RENOUVELLEMENT DU BAIL
Les règles concernant le renouvellement des baux commerciaux sont quelque peu chamboulées par la Nouvelle Loi.
Celle-ci autorise en effet le preneur à demander le renouvellement du bail commercial avec effet à la fin de celui-ci, et ce peu importe la durée d’occupation effective des lieux loués (cf. art. 1762-10 CC). Pour rappel, l’ancien art. 1762-4 CC limitait le droit au renouvellement à « tout locataire d'un immeuble à destination commerciale qui par lui ou ses ayants droit y exploit(ait) un fonds de commerce depuis plus de trois ans » et interdisait au preneur de faire valoir ce droit « au-delà de la quinzième année de la location ».
Toute clause d’un contrat de bail écrit refusant le droit au renouvellement au preneur est nulle de plein droit de sorte que les parties ne sont pas admises à pouvoir écarter contractuellement ce droit.
La demande en renouvellement doit être formulée par lettre recommandée avec accusé de réception adressée au bailleur, sous peine de déchéance, au moins 6 mois avant l’expiration du contrat de bail. Le bailleur a alors 3 mois à partir de la réception de la demande pour faire connaître son avis (cf. art. 1762-10 CC).
La demande en renouvellement peut être refusée par le bailleur (i) aux fins d’occupation personnelle des lieux loués, par lui ou par ses descendants au 1er degré, (ii) en cas d’abandon de toute location des lieux loués aux fins d’activité identique ou (iii) en cas de reconstruction ou de transformation de l’immeuble loué (cf. art. 1762-11 CC).
Dans l’hypothèse où le locataire occuperait les lieux loués depuis plus de 9 ans au moment de la demande en renouvellement, le bailleur peut également s’opposer au renouvellement, sans devoir fournir de justification, en payant au preneur une indemnité d’éviction. Le refus de renouvellement pourra également être opposé par le bailleur si un tiers verse l’indemnité d’éviction au preneur avant la fin du bail (cf. art. 1762-12 (1) CC). A défaut de clause contractuelle définissant le montant de l’indemnité d’éviction ou d’accord entre les parties au moment du renouvellement, il appartiendra au juge de fixer le montant de ladite indemnité « sur base de la valeur marchande du fonds de commerce pour l’activité en question » (cf. art. 1762-12 (2) CC).
RECONDUCTION TACITE
La Nouvelle Loi prévoit que tout contrat de bail commercial à durée déterminée « qui vient à cesser pour n’importe quelle cause, est tacitement reconduit pour une durée indéterminée, sans préjudice toutefois de la possibilité pour le bailleur de signifier un congé » (cf. art. 1767-7 (2) CC).

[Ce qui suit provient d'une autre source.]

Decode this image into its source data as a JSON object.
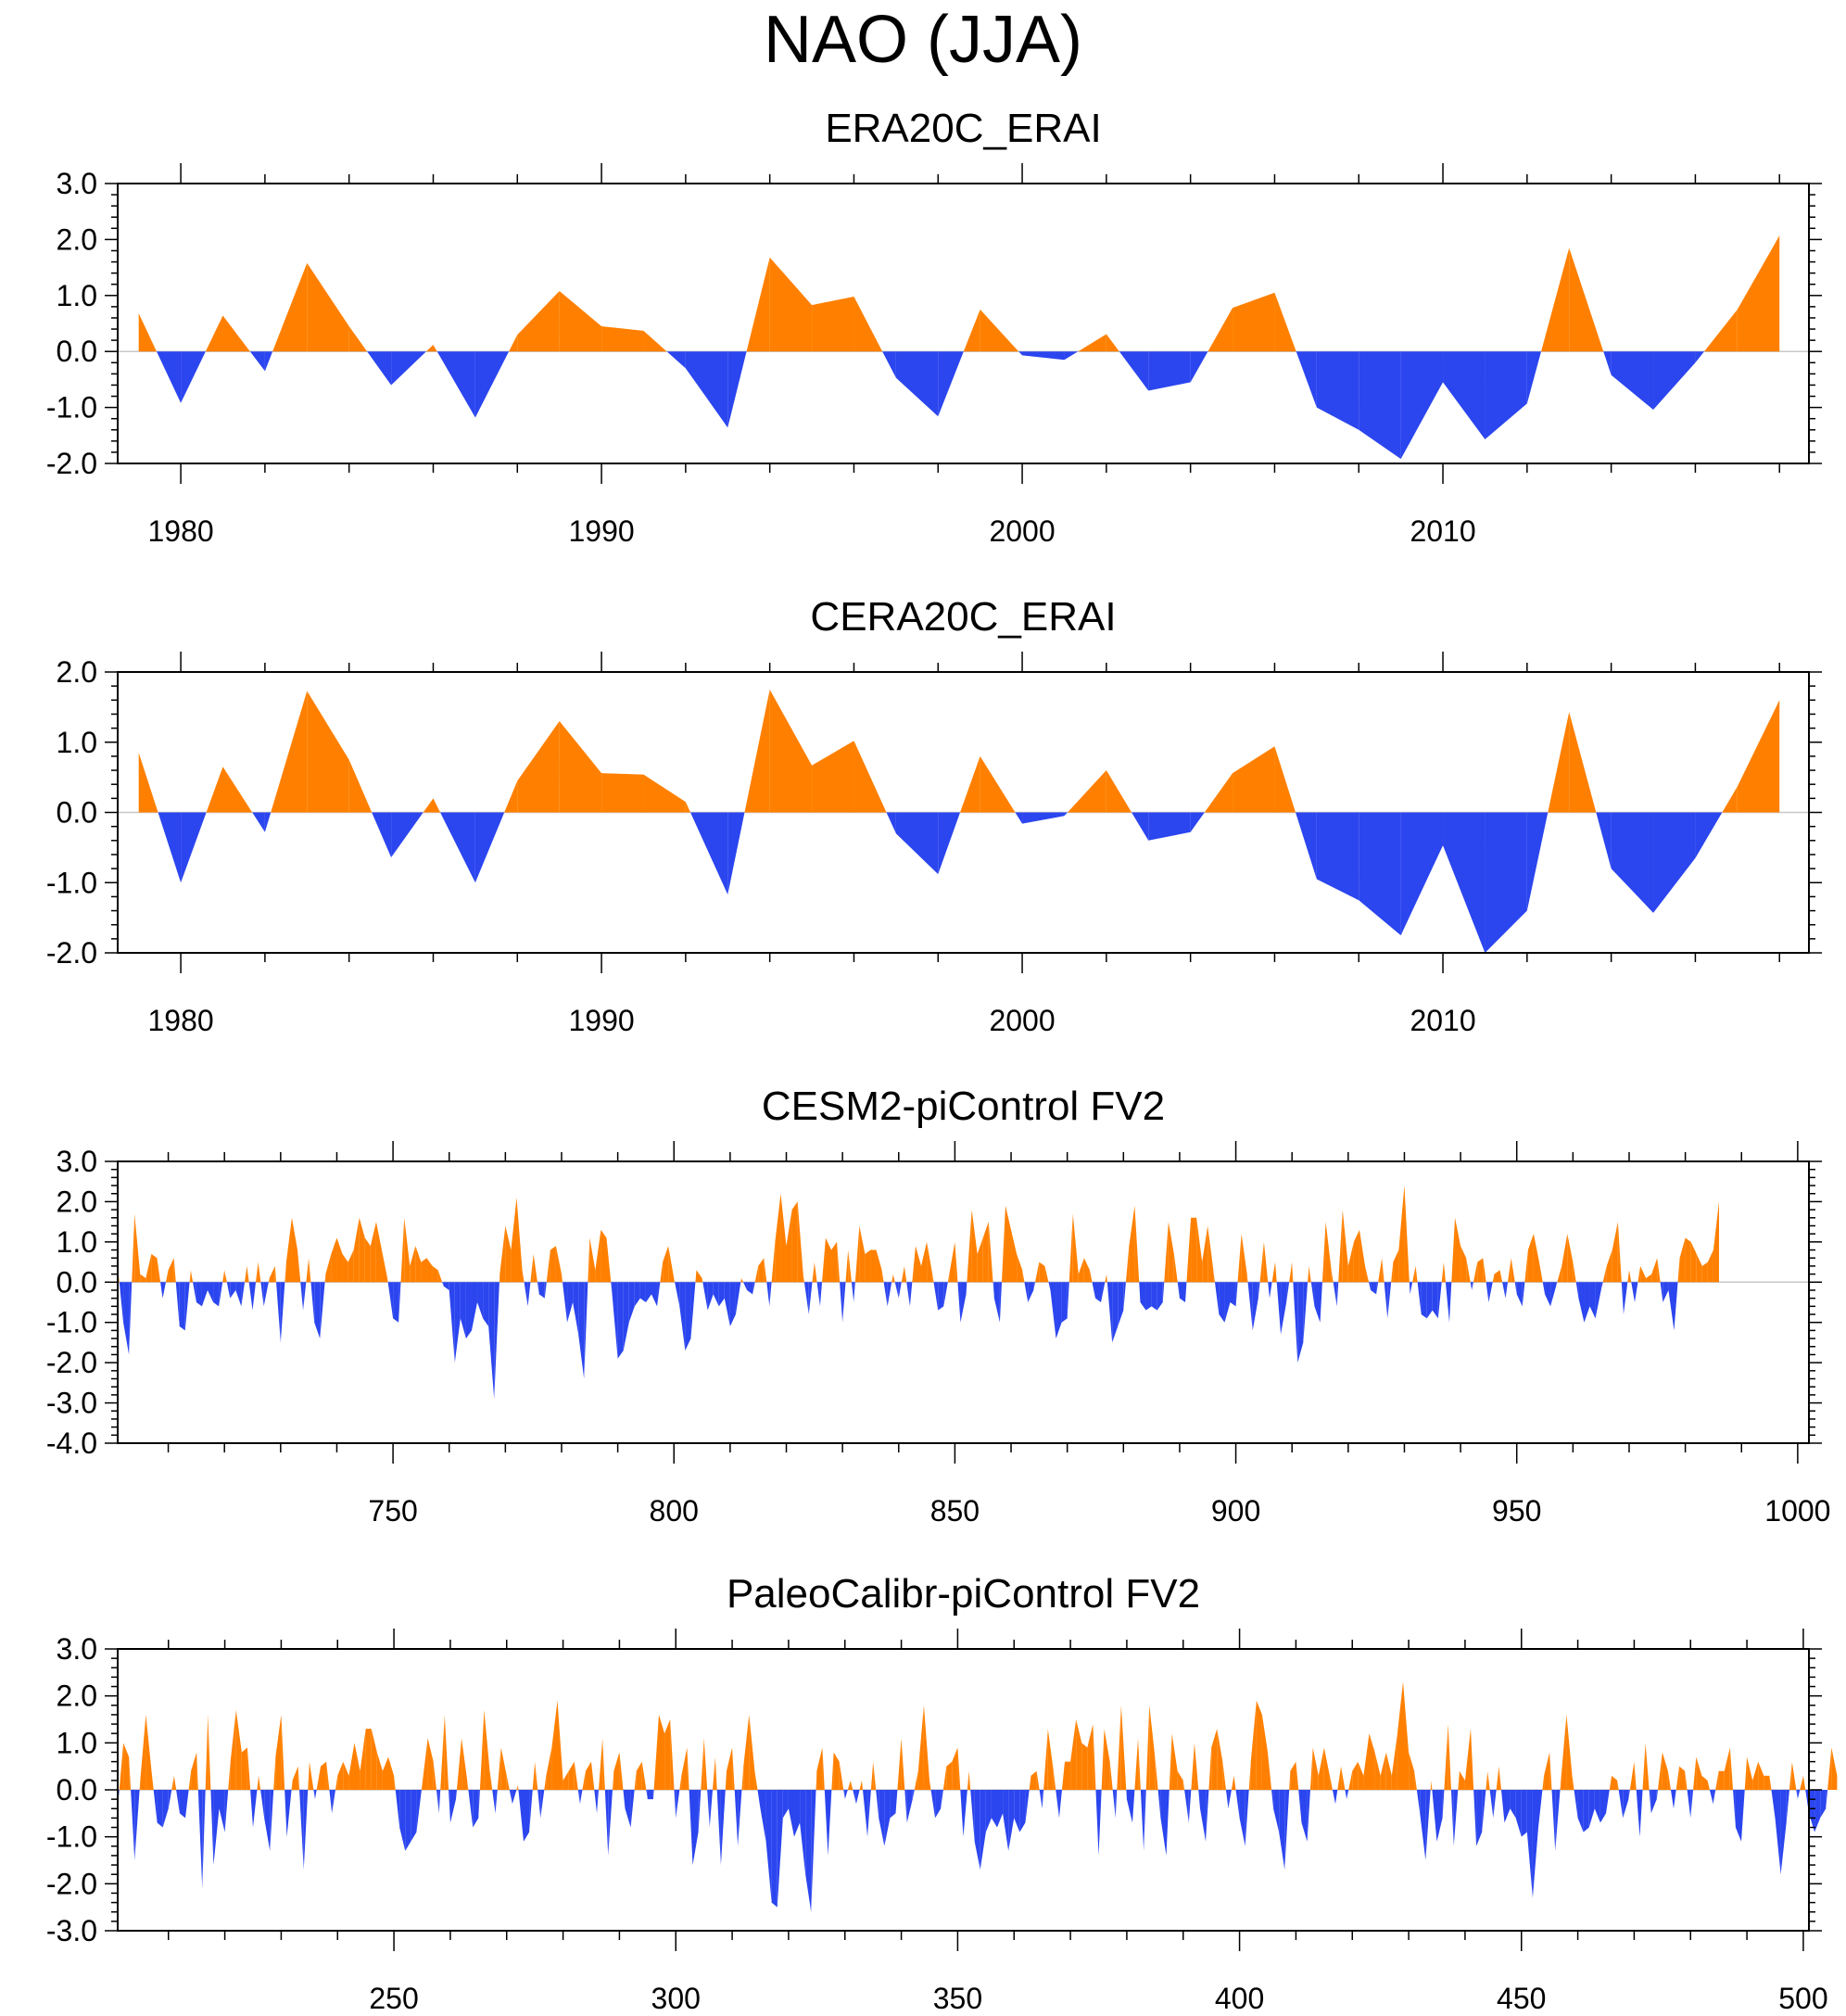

Un contrat de bail commercial à durée déterminée, arrivé au terme convenu sans résiliation anticipée d’une des parties ni demande de renouvellement du preneur sur base de l’artice 1762-10 CC, est ainsi tacitement reconduit pour une durée indéterminée.
Afin de faire obstacle à cette reconduction tacite, le bailleur est autorisé à résilier anticipativement le bail commercial avant le terme convenu (cf. arts 1762-11 et 1762-12 CC) :
- A tout moment de l’exécution du bail et en respectant un préavis de 6 mois, s’il se trouve dans un des 3 cas de l’article 1762-11 CC mentionnés ci-avant ;
- Après la 9ème année d’exécution du bail et en respectant un préavis de 6 mois, à condition que le preneur reçoive une indemnité d’éviction avant la fin du bail;
- A tout moment de l’exécution du bail et avec effet immédiat, en cas d’inexécution de ses obligations contractuelles par le preneur.
Dans l’hypothèse où le contrat de bail serait tacitement reconduit, le bailleur pourra mettre fin au nouveau contrat à durée indéterminée en utilisant, si les conditions sont réalisées, l’une des 3 options de résiliation ci-dessus.
SURSIS AU DÉGUERPISSEMENT
La Nouvelle Loi supprime le sursis commercial de deux fois 6 mois maximum que le juge pouvait jusqu’alors accorder au preneur et le remplace par le sursis à exécution d’une éventuelle décision de déguerpissement que le tribunal pourrait prononcer sur demande du bailleur (cf. art. 1762-9 CC).
A la requête du preneur ou du sous-locataire commerçant, le juge de paix pourra ainsi ordonner qu’il soit sursis à l’exécution d’une décision judicaire de déguerpissement le concernant.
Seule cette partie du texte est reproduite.